5. Why published edges evaporate
Nothing here implies the original studies were dishonest. It illustrates the four reasons a published edge routinely fails to reach a live account, all of which are on display above:
- Different instruments. IBS was documented on US equity ETFs and is, by the author's own finding, essentially a US phenomenon. Index CFDs are a different animal.
- Omitted costs. The mean-reversion edge per trade is small. On wide-spread instruments like US500 and the NASDAQ, the spread alone can exceed it, which is why US30, the cheapest of the three, is the only one that ever flirts with profitability.
- No out-of-sample test. Full-sample profit factors above 1 look like edges until you freeze the parameters and walk them forward, at which point most of the advantage disappears.
- Decay after publication. RSI(2) is the textbook case: a real origin-era effect that arbitrage has steadily competed away, exactly as the drop from a cited ~90% to an observed ~58% suggests.
6. What survives
Two things are worth keeping. First, gap-fill is a genuine statistical regularity, but only for small gaps, and it is better understood as a fact about intraday volatility and noise than as a directional edge. Second, RSI(2) carries a real but faint mean-reversion signal that a lower-cost venue might still use as one input among many. Neither is a standalone, tradable edge on index CFDs after the spread. The honest summary is that the venue and the cost are as decisive as the signal, and a strategy is not validated until it has been tested on the instrument and the cost structure it will actually face.
7. Limitations
Three caveats.
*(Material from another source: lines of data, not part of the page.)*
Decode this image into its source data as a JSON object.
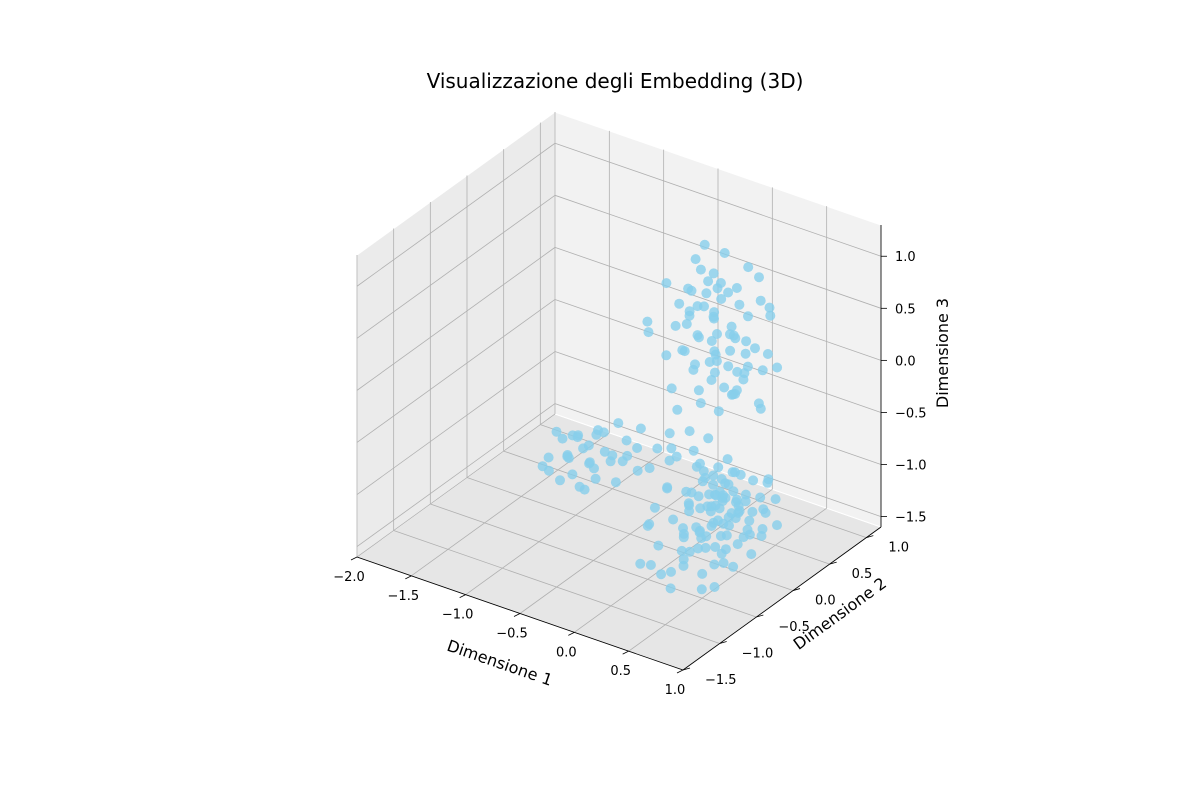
{
  "chart_data": {
    "type": "scatter",
    "title": "Visualizzazione degli Embedding (3D)",
    "xlabel": "Dimensione 1",
    "ylabel": "Dimensione 2",
    "zlabel": "Dimensione 3",
    "xlim": [
      -2.0,
      1.0
    ],
    "ylim": [
      -1.5,
      1.2
    ],
    "zlim": [
      -1.6,
      1.3
    ],
    "x_ticks": [
      "−2.0",
      "−1.5",
      "−1.0",
      "−0.5",
      "0.0",
      "0.5",
      "1.0"
    ],
    "y_ticks": [
      "−1.5",
      "−1.0",
      "−0.5",
      "0.0",
      "0.5",
      "1.0"
    ],
    "z_ticks": [
      "−1.5",
      "−1.0",
      "−0.5",
      "0.0",
      "0.5",
      "1.0"
    ],
    "x_tick_values": [
      -2.0,
      -1.5,
      -1.0,
      -0.5,
      0.0,
      0.5,
      1.0
    ],
    "y_tick_values": [
      -1.5,
      -1.0,
      -0.5,
      0.0,
      0.5,
      1.0
    ],
    "z_tick_values": [
      -1.5,
      -1.0,
      -0.5,
      0.0,
      0.5,
      1.0
    ],
    "marker_color": "#87ceeb",
    "grid": true,
    "points": [
      [
        -1.62,
        0.55,
        -1.55
      ],
      [
        -1.55,
        0.45,
        -1.6
      ],
      [
        -1.48,
        0.6,
        -1.5
      ],
      [
        -1.4,
        0.5,
        -1.45
      ],
      [
        -1.35,
        0.62,
        -1.4
      ],
      [
        -1.3,
        0.4,
        -1.52
      ],
      [
        -1.45,
        0.7,
        -1.35
      ],
      [
        -1.25,
        0.55,
        -1.3
      ],
      [
        -1.2,
        0.48,
        -1.42
      ],
      [
        -1.38,
        0.35,
        -1.58
      ],
      [
        -1.52,
        0.32,
        -1.48
      ],
      [
        -1.15,
        0.62,
        -1.36
      ],
      [
        -1.1,
        0.42,
        -1.5
      ],
      [
        -1.28,
        0.72,
        -1.25
      ],
      [
        -1.05,
        0.55,
        -1.38
      ],
      [
        -1.42,
        0.58,
        -1.28
      ],
      [
        -1.32,
        0.5,
        -1.22
      ],
      [
        -1.18,
        0.65,
        -1.2
      ],
      [
        -1.58,
        0.68,
        -1.42
      ],
      [
        -1.0,
        0.5,
        -1.28
      ],
      [
        -1.22,
        0.38,
        -1.6
      ],
      [
        -0.95,
        0.62,
        -1.18
      ],
      [
        -1.12,
        0.3,
        -1.55
      ],
      [
        -1.48,
        0.45,
        -1.2
      ],
      [
        -0.9,
        0.4,
        -1.45
      ],
      [
        -0.85,
        0.48,
        -1.22
      ],
      [
        -1.36,
        0.42,
        -1.38
      ],
      [
        -1.08,
        0.7,
        -1.1
      ],
      [
        -1.02,
        0.28,
        -1.3
      ],
      [
        -0.8,
        0.55,
        -1.38
      ],
      [
        -1.26,
        0.58,
        -1.48
      ],
      [
        -1.16,
        0.52,
        -1.15
      ],
      [
        -0.05,
        0.3,
        0.95
      ],
      [
        0.05,
        0.25,
        0.9
      ],
      [
        0.1,
        0.35,
        0.85
      ],
      [
        -0.1,
        0.2,
        0.8
      ],
      [
        0.0,
        0.4,
        0.88
      ],
      [
        0.15,
        0.28,
        0.75
      ],
      [
        -0.15,
        0.32,
        0.7
      ],
      [
        0.08,
        0.15,
        0.72
      ],
      [
        0.2,
        0.3,
        0.82
      ],
      [
        -0.08,
        0.42,
        0.65
      ],
      [
        0.12,
        0.22,
        0.6
      ],
      [
        0.25,
        0.38,
        0.68
      ],
      [
        -0.02,
        0.1,
        0.62
      ],
      [
        0.18,
        0.45,
        0.78
      ],
      [
        0.3,
        0.2,
        0.58
      ],
      [
        -0.12,
        0.25,
        0.55
      ],
      [
        0.05,
        0.33,
        0.5
      ],
      [
        0.22,
        0.12,
        0.52
      ],
      [
        0.35,
        0.35,
        0.62
      ],
      [
        -0.05,
        0.48,
        0.45
      ],
      [
        0.1,
        0.05,
        0.48
      ],
      [
        0.28,
        0.28,
        0.42
      ],
      [
        0.0,
        0.18,
        0.4
      ],
      [
        0.15,
        0.4,
        0.35
      ],
      [
        0.32,
        0.15,
        0.38
      ],
      [
        -0.18,
        0.3,
        0.38
      ],
      [
        0.4,
        0.25,
        0.45
      ],
      [
        0.05,
        0.3,
        0.3
      ],
      [
        0.2,
        0.05,
        0.28
      ],
      [
        0.38,
        0.4,
        0.3
      ],
      [
        -0.1,
        0.12,
        0.25
      ],
      [
        0.12,
        0.25,
        0.22
      ],
      [
        0.28,
        0.42,
        0.2
      ],
      [
        0.45,
        0.2,
        0.25
      ],
      [
        0.02,
        0.38,
        0.15
      ],
      [
        0.18,
        0.15,
        0.12
      ],
      [
        0.35,
        0.3,
        0.1
      ],
      [
        -0.05,
        0.22,
        0.08
      ],
      [
        0.25,
        0.35,
        0.05
      ],
      [
        0.1,
        0.45,
        0.0
      ],
      [
        0.4,
        0.1,
        0.02
      ],
      [
        0.08,
        0.08,
        -0.05
      ],
      [
        0.3,
        0.22,
        -0.08
      ],
      [
        0.15,
        0.32,
        -0.12
      ],
      [
        -0.02,
        0.4,
        -0.15
      ],
      [
        0.22,
        0.48,
        -0.1
      ],
      [
        0.45,
        0.35,
        -0.18
      ],
      [
        0.05,
        0.15,
        -0.22
      ],
      [
        -0.25,
        0.3,
        0.55
      ],
      [
        -0.3,
        0.2,
        0.78
      ],
      [
        0.48,
        0.45,
        0.7
      ],
      [
        -0.2,
        0.45,
        0.92
      ],
      [
        0.35,
        0.5,
        0.92
      ],
      [
        0.0,
        0.55,
        1.0
      ],
      [
        0.25,
        0.5,
        0.98
      ],
      [
        -0.15,
        0.5,
        1.05
      ],
      [
        0.5,
        0.3,
        0.85
      ],
      [
        0.42,
        0.55,
        0.55
      ],
      [
        0.4,
        -0.2,
        -0.7
      ],
      [
        0.45,
        -0.25,
        -0.75
      ],
      [
        0.5,
        -0.18,
        -0.8
      ],
      [
        0.55,
        -0.3,
        -0.72
      ],
      [
        0.48,
        -0.35,
        -0.85
      ],
      [
        0.42,
        -0.1,
        -0.9
      ],
      [
        0.6,
        -0.22,
        -0.68
      ],
      [
        0.52,
        -0.4,
        -0.95
      ],
      [
        0.38,
        -0.28,
        -0.6
      ],
      [
        0.58,
        -0.12,
        -0.88
      ],
      [
        0.65,
        -0.32,
        -0.82
      ],
      [
        0.45,
        -0.45,
        -0.78
      ],
      [
        0.35,
        -0.15,
        -0.95
      ],
      [
        0.62,
        -0.42,
        -1.0
      ],
      [
        0.5,
        -0.05,
        -0.62
      ],
      [
        0.7,
        -0.2,
        -0.75
      ],
      [
        0.4,
        -0.38,
        -1.05
      ],
      [
        0.55,
        -0.5,
        -0.7
      ],
      [
        0.68,
        -0.08,
        -0.92
      ],
      [
        0.3,
        -0.25,
        -0.82
      ],
      [
        0.72,
        -0.35,
        -0.65
      ],
      [
        0.48,
        -0.55,
        -0.9
      ],
      [
        0.58,
        -0.28,
        -1.08
      ],
      [
        0.35,
        -0.42,
        -0.68
      ],
      [
        0.62,
        -0.15,
        -0.55
      ],
      [
        0.42,
        -0.02,
        -0.78
      ],
      [
        0.75,
        -0.25,
        -0.98
      ],
      [
        0.52,
        -0.48,
        -1.12
      ],
      [
        0.28,
        -0.35,
        -0.92
      ],
      [
        0.66,
        -0.45,
        -0.58
      ],
      [
        0.46,
        -0.22,
        -0.5
      ],
      [
        0.8,
        -0.3,
        -0.85
      ],
      [
        0.38,
        -0.5,
        -0.75
      ],
      [
        0.56,
        -0.6,
        -0.95
      ],
      [
        0.7,
        -0.1,
        -0.6
      ],
      [
        0.44,
        -0.12,
        -1.1
      ],
      [
        0.6,
        -0.38,
        -0.48
      ],
      [
        0.32,
        -0.08,
        -0.7
      ],
      [
        0.78,
        -0.42,
        -0.72
      ],
      [
        0.5,
        -0.32,
        -1.2
      ],
      [
        0.25,
        -0.2,
        -0.58
      ],
      [
        0.64,
        -0.55,
        -0.8
      ],
      [
        0.4,
        -0.6,
        -1.0
      ],
      [
        0.82,
        -0.18,
        -0.68
      ],
      [
        0.54,
        -0.1,
        -1.02
      ],
      [
        0.36,
        -0.32,
        -0.45
      ],
      [
        0.72,
        -0.5,
        -1.05
      ],
      [
        0.48,
        -0.65,
        -0.62
      ],
      [
        0.66,
        -0.25,
        -1.15
      ],
      [
        0.3,
        -0.45,
        -1.08
      ],
      [
        0.58,
        -0.02,
        -0.82
      ],
      [
        0.76,
        -0.05,
        -0.88
      ],
      [
        0.44,
        -0.4,
        -0.55
      ],
      [
        0.62,
        -0.62,
        -0.9
      ],
      [
        0.22,
        -0.3,
        -0.78
      ],
      [
        0.86,
        -0.38,
        -0.92
      ],
      [
        0.52,
        -0.18,
        -0.42
      ],
      [
        0.4,
        -0.52,
        -1.18
      ],
      [
        0.7,
        -0.58,
        -0.74
      ],
      [
        0.34,
        -0.02,
        -0.88
      ],
      [
        0.6,
        -0.48,
        -1.25
      ],
      [
        0.8,
        -0.12,
        -1.02
      ],
      [
        0.46,
        -0.7,
        -0.84
      ],
      [
        0.26,
        -0.12,
        -0.66
      ],
      [
        0.68,
        -0.35,
        -0.4
      ],
      [
        0.56,
        -0.4,
        -0.64
      ],
      [
        0.5,
        -0.26,
        -0.86
      ],
      [
        0.43,
        -0.3,
        -0.73
      ],
      [
        0.61,
        -0.2,
        -0.79
      ],
      [
        0.47,
        -0.14,
        -0.69
      ],
      [
        0.53,
        -0.36,
        -0.77
      ],
      [
        0.57,
        -0.24,
        -0.93
      ],
      [
        0.2,
        -0.4,
        -0.4
      ],
      [
        0.15,
        -0.15,
        -0.3
      ],
      [
        0.1,
        -0.35,
        -0.5
      ],
      [
        0.18,
        -0.5,
        -0.65
      ],
      [
        0.05,
        -0.25,
        -0.45
      ],
      [
        0.12,
        -0.05,
        -0.55
      ],
      [
        0.0,
        -0.2,
        -0.35
      ],
      [
        0.22,
        0.0,
        -0.42
      ],
      [
        0.88,
        -0.55,
        -0.6
      ],
      [
        0.9,
        -0.2,
        -0.5
      ],
      [
        0.84,
        0.0,
        -0.78
      ],
      [
        0.78,
        -0.62,
        -1.1
      ],
      [
        0.35,
        -0.7,
        -1.3
      ],
      [
        0.65,
        -0.72,
        -1.2
      ],
      [
        0.92,
        -0.45,
        -1.05
      ],
      [
        0.1,
        -0.55,
        -0.85
      ],
      [
        -0.05,
        -0.4,
        -0.6
      ],
      [
        0.28,
        -0.65,
        -0.55
      ],
      [
        0.95,
        -0.3,
        -0.72
      ],
      [
        0.74,
        0.05,
        -0.65
      ],
      [
        0.05,
        0.05,
        0.15
      ],
      [
        -0.2,
        0.05,
        0.2
      ],
      [
        0.3,
        0.0,
        0.35
      ],
      [
        0.45,
        0.05,
        0.1
      ],
      [
        -0.4,
        0.0,
        -0.55
      ],
      [
        -0.5,
        -0.1,
        -0.85
      ],
      [
        -0.3,
        -0.2,
        -0.6
      ],
      [
        -0.6,
        0.4,
        0.1
      ],
      [
        0.2,
        -0.8,
        1.1
      ],
      [
        -0.2,
        0.2,
        -0.4
      ],
      [
        -0.35,
        0.15,
        -0.8
      ],
      [
        0.0,
        -0.6,
        -1.4
      ],
      [
        0.3,
        -0.9,
        -1.15
      ],
      [
        0.55,
        -0.85,
        -0.95
      ],
      [
        0.68,
        -0.8,
        -0.75
      ],
      [
        0.15,
        -0.72,
        -0.92
      ],
      [
        0.85,
        -0.65,
        -0.7
      ],
      [
        0.92,
        -0.1,
        -0.95
      ],
      [
        0.98,
        -0.4,
        -0.88
      ],
      [
        0.4,
        -0.78,
        -1.4
      ],
      [
        0.75,
        -0.7,
        -1.3
      ],
      [
        0.6,
        -0.9,
        -1.05
      ],
      [
        0.25,
        -0.85,
        -0.8
      ],
      [
        0.85,
        -0.75,
        -0.92
      ],
      [
        0.5,
        -0.75,
        -1.1
      ],
      [
        0.72,
        -0.88,
        -0.85
      ],
      [
        0.38,
        -0.88,
        -1.22
      ],
      [
        0.62,
        -0.68,
        -1.38
      ],
      [
        0.8,
        -0.52,
        -1.18
      ],
      [
        0.95,
        -0.6,
        -0.8
      ],
      [
        0.18,
        -0.62,
        -1.15
      ],
      [
        0.45,
        -0.82,
        -0.7
      ],
      [
        -0.1,
        0.6,
        0.6
      ],
      [
        -0.25,
        0.55,
        0.4
      ],
      [
        0.05,
        0.6,
        0.2
      ],
      [
        -0.35,
        0.4,
        0.25
      ],
      [
        0.55,
        0.45,
        0.15
      ],
      [
        0.6,
        0.25,
        0.4
      ],
      [
        0.35,
        0.55,
        0.0
      ],
      [
        -0.3,
        0.45,
        0.0
      ],
      [
        0.1,
        0.5,
        -0.3
      ],
      [
        0.4,
        0.45,
        -0.3
      ],
      [
        -0.15,
        0.05,
        -0.1
      ],
      [
        0.25,
        0.1,
        -0.2
      ]
    ]
  }
}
First, the cost model is deliberately simple (one representative spread, no commission or slippage), so it is optimistic relative to live execution; this only strengthens the negative conclusion, since real costs would deepen the underperformance. Second, some out-of-sample folds contain few trades, so individual fold statistics are noisy and we lean on the aggregates and on fold-beat counts rather than any single fold. Third, the full-sample figures use the literature's fixed parameters and are descriptive replications; the out-of-sample walk-forward is the part that carries the conclusion, and we keep the two clearly separate. We did not re-test the original venues, so this is a statement about CFD-tradability, not a refutation of the original results on their own data.
8. Conclusion
We took three famous mean-reversion edges and gave each its fair test on the instruments a real trader faces. Gap-fade rests on tiny gaps that carry no tradable edge. The IBS effect's high win rate does not survive contact with a different venue. RSI(2) is a genuine but decayed signal, too sparse to beat the index it trades. After a realistic spread and an honest walk-forward, none of them outperforms simply holding the market. The lesson is not that mean reversion is fake; it is that a backtest in a paper and a position in a live account are separated by costs, venue, and out-of-sample decay, and that the only number worth trusting is the one that survives all three.
References
- Pagonidis, A. S. (2014). The IBS Effect: Mean Reversion in Equity ETFs. NAAIM white paper.
- Connors, L., & Alvarez, C. (2008). Short Term Trading Strategies That Work. TradingMarkets Publishing / Connors Research.
- Stübinger, J., & Schneider, L. (2019). Statistical arbitrage with mean-reverting overnight price gaps on high-frequency data of the S&P 500. Journal of Risk and Financial Management, 12(2), 51.
- Bailey, D. H., & López de Prado, M. (2014). The deflated Sharpe ratio: correcting for selection bias, backtest overfitting, and non-normality. Journal of Portfolio Management, 40(5), 94–107.
- López de Prado, M. (2018). Advances in Financial Machine Learning. Wiley.